Oxtail Peanut Stew with Peanut Butter
Kare kare is oxtail stew cooked with roasted & grounded peanuts, unsweetened Peanut Butter and vegetables served with white rice. A very comforting and delicious dish that Filipinos LOVE!
What is Kare kare? [ka-ri-kari]
Kare Kare has a colourful history, pretty much the same as the Philippines history. There are a few theories where the beginnings of this dish comes from but all sound interesting.
This is considered as truly Filipino according to Amy Besa and Romy Dorotan on their “Memories of Filipino Kitchens” cook book which won a Jane Grigson award in the US.
The first theory is that an Indonesian Prince Balagtas came to the Philippines and landed on Pampanga shores. Bringing with him some curry, turmeric, coriander, cumin and chili peppers. Maybe the first Kare had curry ingredients but when the ingredients ran out they had to find alternative ingredients. Also at that time Spain controlled trading so maybe they couldn’t get more ingredients. Spain banned so many Filipino foods or ingredients due to Filipino poisoning them. LOL! During that time peanuts are already known so they added that ingredient, annatto or achiote seeds to colour the dish yellow-ish or orange to mimic turmeric. BUT chillies were taken out to suit the Spanish palate as they didn’t like spicy food. Kari = an Indo-Malay word for curry (info from Pinasarap with Kara David)

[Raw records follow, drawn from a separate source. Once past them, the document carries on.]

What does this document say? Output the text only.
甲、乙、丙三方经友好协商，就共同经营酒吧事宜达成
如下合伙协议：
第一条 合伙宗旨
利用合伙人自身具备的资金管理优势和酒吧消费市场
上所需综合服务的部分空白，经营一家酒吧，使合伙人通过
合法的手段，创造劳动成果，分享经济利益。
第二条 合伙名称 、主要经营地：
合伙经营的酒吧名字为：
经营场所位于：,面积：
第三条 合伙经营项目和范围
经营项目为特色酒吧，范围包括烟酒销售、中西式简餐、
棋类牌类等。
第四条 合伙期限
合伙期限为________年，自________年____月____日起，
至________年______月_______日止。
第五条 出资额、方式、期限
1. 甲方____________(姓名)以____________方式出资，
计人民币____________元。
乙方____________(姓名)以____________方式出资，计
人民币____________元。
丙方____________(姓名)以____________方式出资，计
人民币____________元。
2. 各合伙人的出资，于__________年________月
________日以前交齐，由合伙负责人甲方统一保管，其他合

The second theory is that during the British occupation, very brief 2 years in Metro Manila (1762) , they brought Sepoy Indian Soldiers. The soldiers brought with them curry, masala and ground spices. When the war ended (silly 2 years and the British gave up on us after making the Spanish sweat) Some soldiers stayed and eventually merged into the Philippine society and married local girls. They settled in and around Pasig, TayTay and Cainta in Luzon. They called it Kaari or Kaikaari. (info from Pinas Sarap with Kara)
The third theory from the pre-colonial era also claims that the elite classes of the Moro or Bangsamoro people who came to settle here actually brought the nutty dish with them. Given that kare-kare is also a traditional dish in Sulu and Tawi-Tawi (which are the parts of the country where the early Moro settlers first landed), there could very well be some truth to this theory. (info from pepper.ph)

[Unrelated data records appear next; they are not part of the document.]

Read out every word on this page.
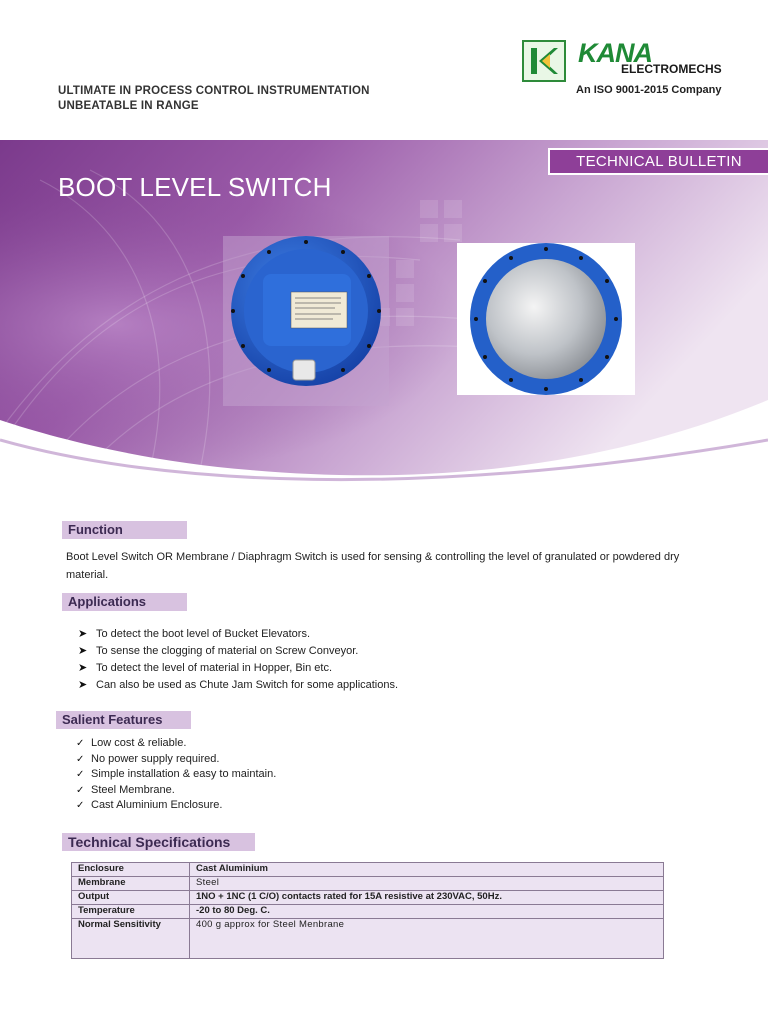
ULTIMATE IN PROCESS CONTROL INSTRUMENTATION
UNBEATABLE IN RANGE
KANA
ELECTROMECHS
An ISO 9001-2015 Company
TECHNICAL BULLETIN
BOOT LEVEL SWITCH
Function
Boot Level Switch OR Membrane / Diaphragm Switch is used for sensing & controlling the level of granulated or powdered dry material.
Applications
➤ To detect the boot level of Bucket Elevators.
➤ To sense the clogging of material on Screw Conveyor.
➤ To detect the level of material in Hopper, Bin etc.
➤ Can also be used as Chute Jam Switch for some applications.
Salient Features
✓ Low cost & reliable.
✓ No power supply required.
✓ Simple installation & easy to maintain.
✓ Steel Membrane.
✓ Cast Aluminium Enclosure.
Technical Specifications
Enclosure	Cast Aluminium
Membrane	Steel
Output	1NO + 1NC (1 C/O) contacts rated for 15A resistive at 230VAC, 50Hz.
Temperature	-20 to 80 Deg. C.
Normal Sensitivity	400 g approx for Steel Menbrane
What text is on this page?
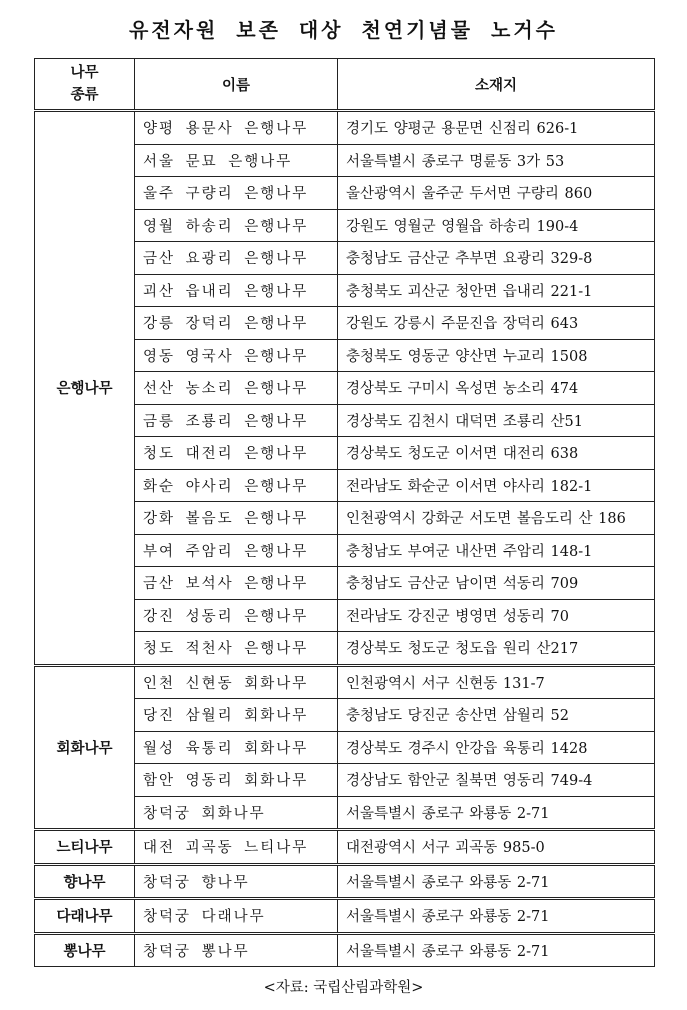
유전자원 보존 대상 천연기념물 노거수
나무
종류	이름	소재지
은행나무	양평 용문사 은행나무	경기도 양평군 용문면 신점리 626-1
	서울 문묘 은행나무	서울특별시 종로구 명륜동 3가 53
	울주 구량리 은행나무	울산광역시 울주군 두서면 구량리 860
	영월 하송리 은행나무	강원도 영월군 영월읍 하송리 190-4
	금산 요광리 은행나무	충청남도 금산군 추부면 요광리 329-8
	괴산 읍내리 은행나무	충청북도 괴산군 청안면 읍내리 221-1
	강릉 장덕리 은행나무	강원도 강릉시 주문진읍 장덕리 643
	영동 영국사 은행나무	충청북도 영동군 양산면 누교리 1508
	선산 농소리 은행나무	경상북도 구미시 옥성면 농소리 474
	금릉 조룡리 은행나무	경상북도 김천시 대덕면 조룡리 산51
	청도 대전리 은행나무	경상북도 청도군 이서면 대전리 638
	화순 야사리 은행나무	전라남도 화순군 이서면 야사리 182-1
	강화 볼음도 은행나무	인천광역시 강화군 서도면 볼음도리 산 186
	부여 주암리 은행나무	충청남도 부여군 내산면 주암리 148-1
	금산 보석사 은행나무	충청남도 금산군 남이면 석동리 709
	강진 성동리 은행나무	전라남도 강진군 병영면 성동리 70
	청도 적천사 은행나무	경상북도 청도군 청도읍 원리 산217
회화나무	인천 신현동 회화나무	인천광역시 서구 신현동 131-7
	당진 삼월리 회화나무	충청남도 당진군 송산면 삼월리 52
	월성 육통리 회화나무	경상북도 경주시 안강읍 육통리 1428
	함안 영동리 회화나무	경상남도 함안군 칠북면 영동리 749-4
	창덕궁 회화나무	서울특별시 종로구 와룡동 2-71
느티나무	대전 괴곡동 느티나무	대전광역시 서구 괴곡동 985-0
향나무	창덕궁 향나무	서울특별시 종로구 와룡동 2-71
다래나무	창덕궁 다래나무	서울특별시 종로구 와룡동 2-71
뽕나무	창덕궁 뽕나무	서울특별시 종로구 와룡동 2-71
<자료: 국립산림과학원>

Whichever theory is correct, I for one I’m very happy that we made Kare kare our own and it is loved by so many. You can typically see this dish in celebrations and special occasions.
This version is something I put together to get a general recipe for anyone to replicate in their homes.
Let’s talk ingredients
Traditionally we used roasted and grounded peanuts but today many Filipino use unsweetened peanut butter because it’s easier to use. Alternatively you can do this if you are pressed for time, however roasting your own peanuts and blitzing it on your blender makes such a big difference.

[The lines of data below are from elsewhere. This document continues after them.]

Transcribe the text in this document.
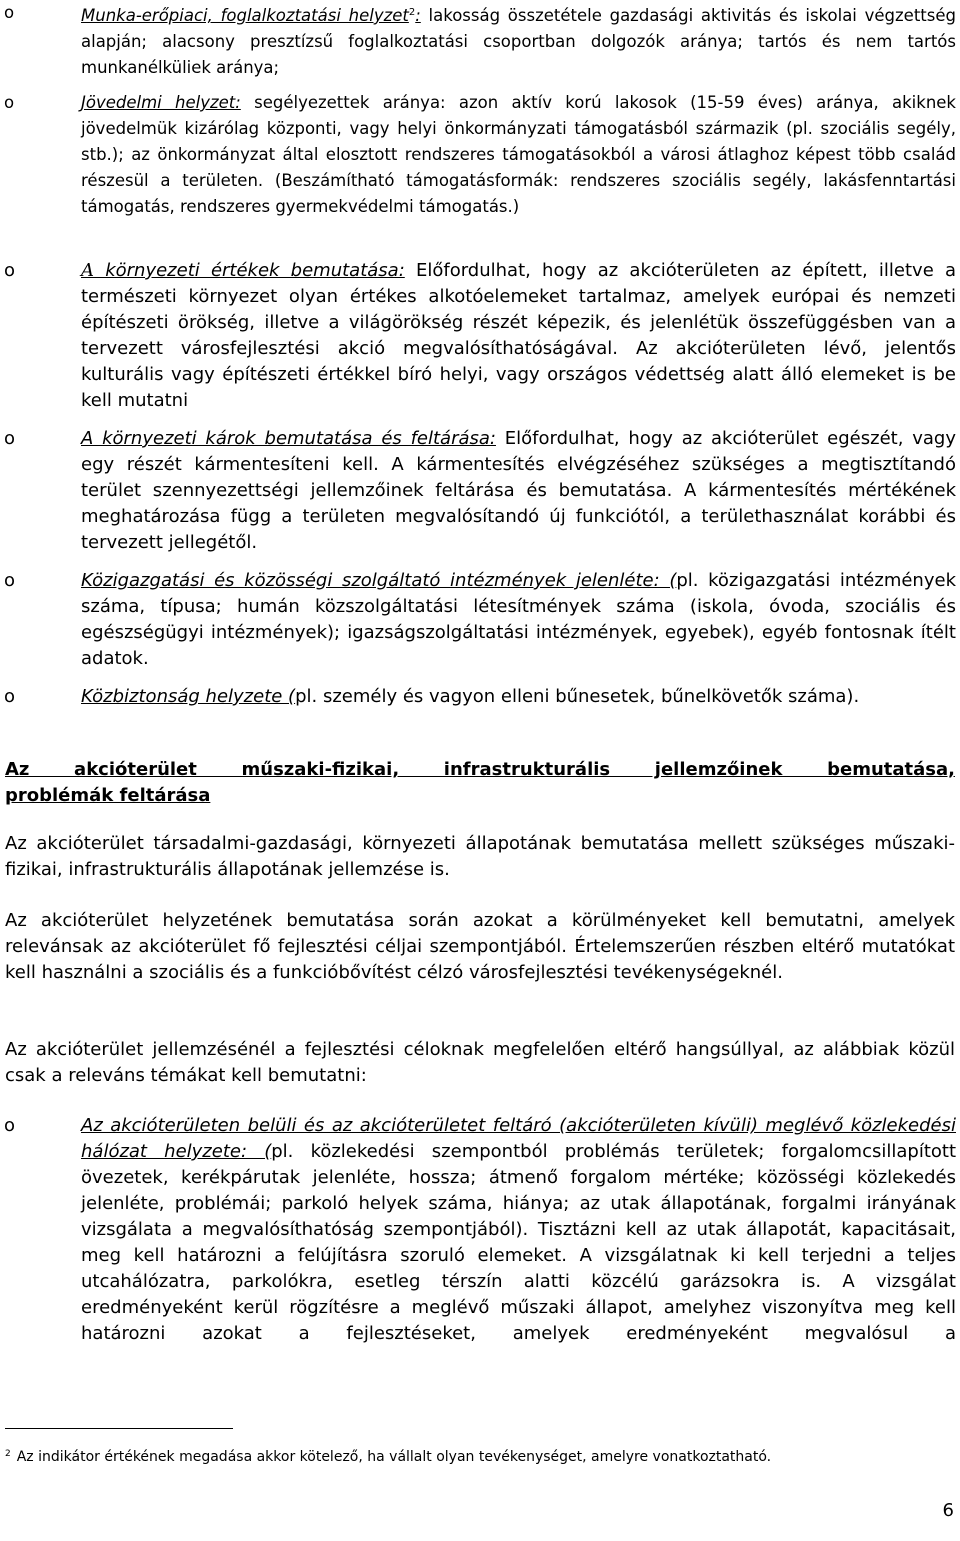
o	Munka-erőpiaci, foglalkoztatási helyzet$^2$: lakosság összetétele gazdasági aktivitás és iskolai végzettség alapján; alacsony presztízsű foglalkoztatási csoportban dolgozók aránya; tartós és nem tartós munkanélküliek aránya;
o	Jövedelmi helyzet: segélyezettek aránya: azon aktív korú lakosok (15-59 éves) aránya, akiknek jövedelmük kizárólag központi, vagy helyi önkormányzati támogatásból származik (pl. szociális segély, stb.); az önkormányzat által elosztott rendszeres támogatásokból a városi átlaghoz képest több család részesül a területen. (Beszámítható támogatásformák: rendszeres szociális segély, lakásfenntartási támogatás, rendszeres gyermekvédelmi támogatás.)
o	A környezeti értékek bemutatása: Előfordulhat, hogy az akcióterületen az épített, illetve a természeti környezet olyan értékes alkotóelemeket tartalmaz, amelyek európai és nemzeti építészeti örökség, illetve a világörökség részét képezik, és jelenlétük összefüggésben van a tervezett városfejlesztési akció megvalósíthatóságával. Az akcióterületen lévő, jelentős kulturális vagy építészeti értékkel bíró helyi, vagy országos védettség alatt álló elemeket is be kell mutatni
o	A környezeti károk bemutatása és feltárása: Előfordulhat, hogy az akcióterület egészét, vagy egy részét kármentesíteni kell. A kármentesítés elvégzéséhez szükséges a megtisztítandó terület szennyezettségi jellemzőinek feltárása és bemutatása. A kármentesítés mértékének meghatározása függ a területen megvalósítandó új funkciótól, a területhasználat korábbi és tervezett jellegétől.
o	Közigazgatási és közösségi szolgáltató intézmények jelenléte: (pl. közigazgatási intézmények száma, típusa; humán közszolgáltatási létesítmények száma (iskola, óvoda, szociális és egészségügyi intézmények); igazságszolgáltatási intézmények, egyebek), egyéb fontosnak ítélt adatok.
o	Közbiztonság helyzete (pl. személy és vagyon elleni bűnesetek, bűnelkövetők száma).
Az akcióterület műszaki-fizikai, infrastrukturális jellemzőinek bemutatása,
problémák feltárása

Az akcióterület társadalmi-gazdasági, környezeti állapotának bemutatása mellett szükséges műszaki-fizikai, infrastrukturális állapotának jellemzése is.

Az akcióterület helyzetének bemutatása során azokat a körülményeket kell bemutatni, amelyek relevánsak az akcióterület fő fejlesztési céljai szempontjából. Értelemszerűen részben eltérő mutatókat kell használni a szociális és a funkcióbővítést célzó városfejlesztési tevékenységeknél.

Az akcióterület jellemzésénél a fejlesztési céloknak megfelelően eltérő hangsúllyal, az alábbiak közül csak a releváns témákat kell bemutatni:

o	Az akcióterületen belüli és az akcióterületet feltáró (akcióterületen kívüli) meglévő közlekedési hálózat helyzete: (pl. közlekedési szempontból problémás területek; forgalomcsillapított övezetek, kerékpárutak jelenléte, hossza; átmenő forgalom mértéke; közösségi közlekedés jelenléte, problémái; parkoló helyek száma, hiánya; az utak állapotának, forgalmi irányának vizsgálata a megvalósíthatóság szempontjából). Tisztázni kell az utak állapotát, kapacitásait, meg kell határozni a felújításra szoruló elemeket. A vizsgálatnak ki kell terjedni a teljes utcahálózatra, parkolókra, esetleg térszín alatti közcélú garázsokra is. A vizsgálat eredményeként kerül rögzítésre a meglévő műszaki állapot, amelyhez viszonyítva meg kell határozni azokat a fejlesztéseket, amelyek eredményeként megvalósul a
$^2$ Az indikátor értékének megadása akkor kötelező, ha vállalt olyan tevékenységet, amelyre vonatkoztatható.
6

Ground rice and water is used to thicken the stew a little, you don’t make it too thick, you want it to hug the meat and vegetables. Alternatively you can use cornflour and water to thicken your kare kare if rice flour isn’t available to you.
Let’s think about the shrimp paste, I added that as optional but the purist would argue that it’s a vital condiment for Kare kare. For me I like my kare kare with sauteed shrimp paste as it gives depth in flavour but some people might not enjoy that very much. For non Filipinos this is definitely an acquired taste (like how I feel about marmite). You can buy ready sauteed shrimp paste in Chinatown, Wing Yip or the Filipino grocery shops in Earls Court. While you are there grab a packet of Annatto seeds too.
It’s not absolutely crucial that you add annatto into the kare kare as it’s used as a natural colouring ingredient but for me I like some colour with my Kare kare, it just looks the part but taste-wise it doesn’t make much difference.
For veggies, you can use aubergine instead of egg plant. Aubergine is in the same family as egg plant and it’s probably more available in your local grocery shops.
To thicken & colour the stew add 100ml water, annatto powder and 2 tablespoons corn flour
In a pot, heat some oil and saute onions for 1 minute, then add oxtail and sear until it turns whitish brown on the outside. Add garlic and cook for 1 minute.
Add water and bring to a boil on high heat with the lid on. Once boiled, turn the heat to low, add salt, pepper, some toasted peanuts (leave some for toppings) and peanut butter. Mix them all together. Put the lid back on and leave it to simmer for 1.5 hours to 2 hours.
While you wait for the oxtail to soften, cook and prepare the vegetables. Steam the green beans, grill or steam pak choi and fry the aubergine. Leave them on the side for later.
After 1.5 hours to 2 hours your oxtail should be soft and almost falling off the bone. Taste the stew, add more salt if required. Pour the thickening and annatto mixture into the stew while mixing it at the same time to avoid lumps into the stew.
Now your Kare kare is ready! You can serve this with the vegetables and toasted peanuts on top. It’s usually eaten with some salted shrimp paste on the side to compliment the dish.